The question of intellectual property policies has been an increasing focus for several years in California. In 2005-2006, CCST conducted an analysis on how and whether to implement a set of consistent statewide IP policies; in addition to the final report (January 2006), an interim document was prepared focusing on issues pertaining to the new state agency, California Institute for Regenerative Medicine (August 2005). Ku participated as a member of CCST’s intellectual property study group.

Although universities have licensed their intellectual property for many decades, the federal Bayh-Dole Act of 1980, which encouraged universities to collaborate with the private for-profit sector to promote the use of inventions resulting from federal funding, greatly stimulated these practices. That law helped bring to the public a plethora of innovations, including such Stanford-born inventions as the Google search engine , recombinant DNA technology and the ability to make ring tones in cell phones. (CCST’s report recommended using the Bayh-Dole Act as a model for state IP policy.)

But in recent years, as more universities have engaged in this practice, technology transfer efforts have presented new challenges. Some licenses have restricted academic scientists from pursuing new avenues of research because companies have been increasingly patenting the basic science discoveries rather than just the commercial application, potentially limiting new lines of inquiry that scientists only identify years after the initial license is negotiated. This conflicts both with the universities’ role as societal benefactors and with the academic freedom which fosters innovation in research and development.
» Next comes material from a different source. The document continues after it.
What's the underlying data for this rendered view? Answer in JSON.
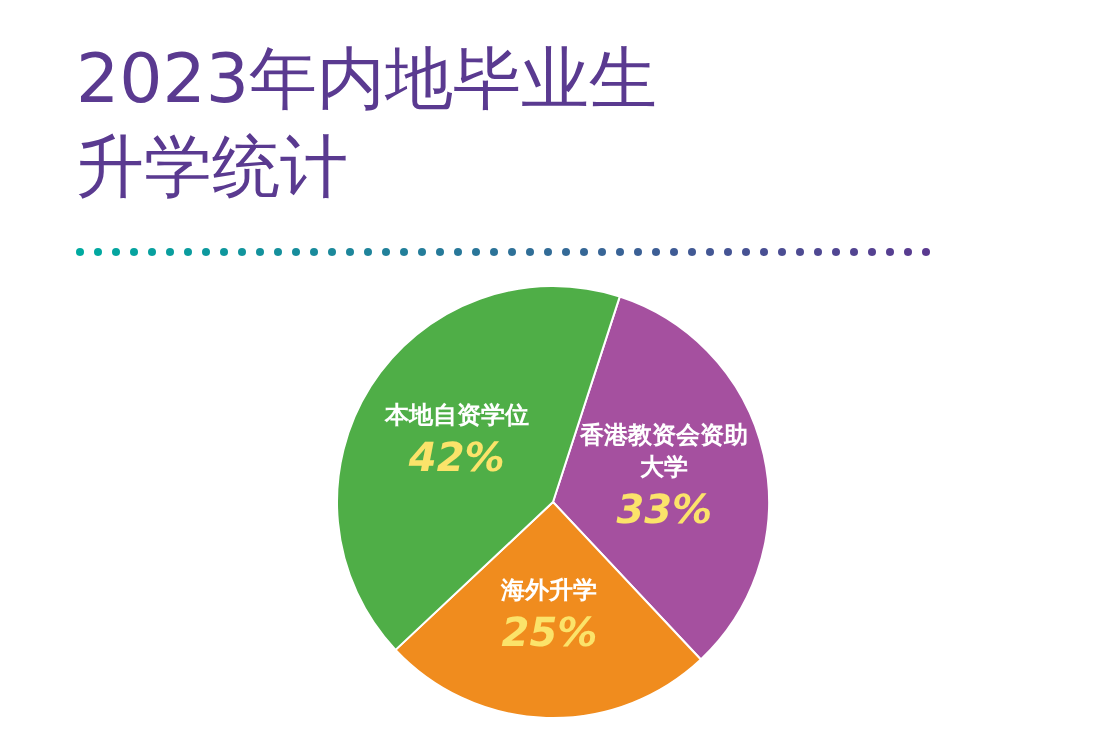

“The guiding precept is that discoveries made at universities are made in the public interest regardless of the sources of research funds,” said Dr. David Korn, AAMC senior vice president and a participant at the July conference. “We must never lose sight of the social contract that universities have with society at large.”

GUIDELINES

  • Universities should reserve the right to practice licensed inventions, and to allow other nonprofit and governmental organizations to do so.
  • Exclusive licenses should be structured in a manner that encourages technology development and use.
  • Strive to minimize the licensing of “future improvements.”
  • Universities should anticipate and help to manage technology transfer related conflicts of interest.
  • Ensure broad access to research tools.
  • Enforcement action should be carefully considered.
  • Be mindful of export regulations.
  • Be mindful of the implications of working with patent aggregators.
  • Consider including provisions that address unmet needs, such as those of neglected patient populations or geographic areas, giving particular attention to improved therapeutics, diagnostics and agricultural technologies for the developing world.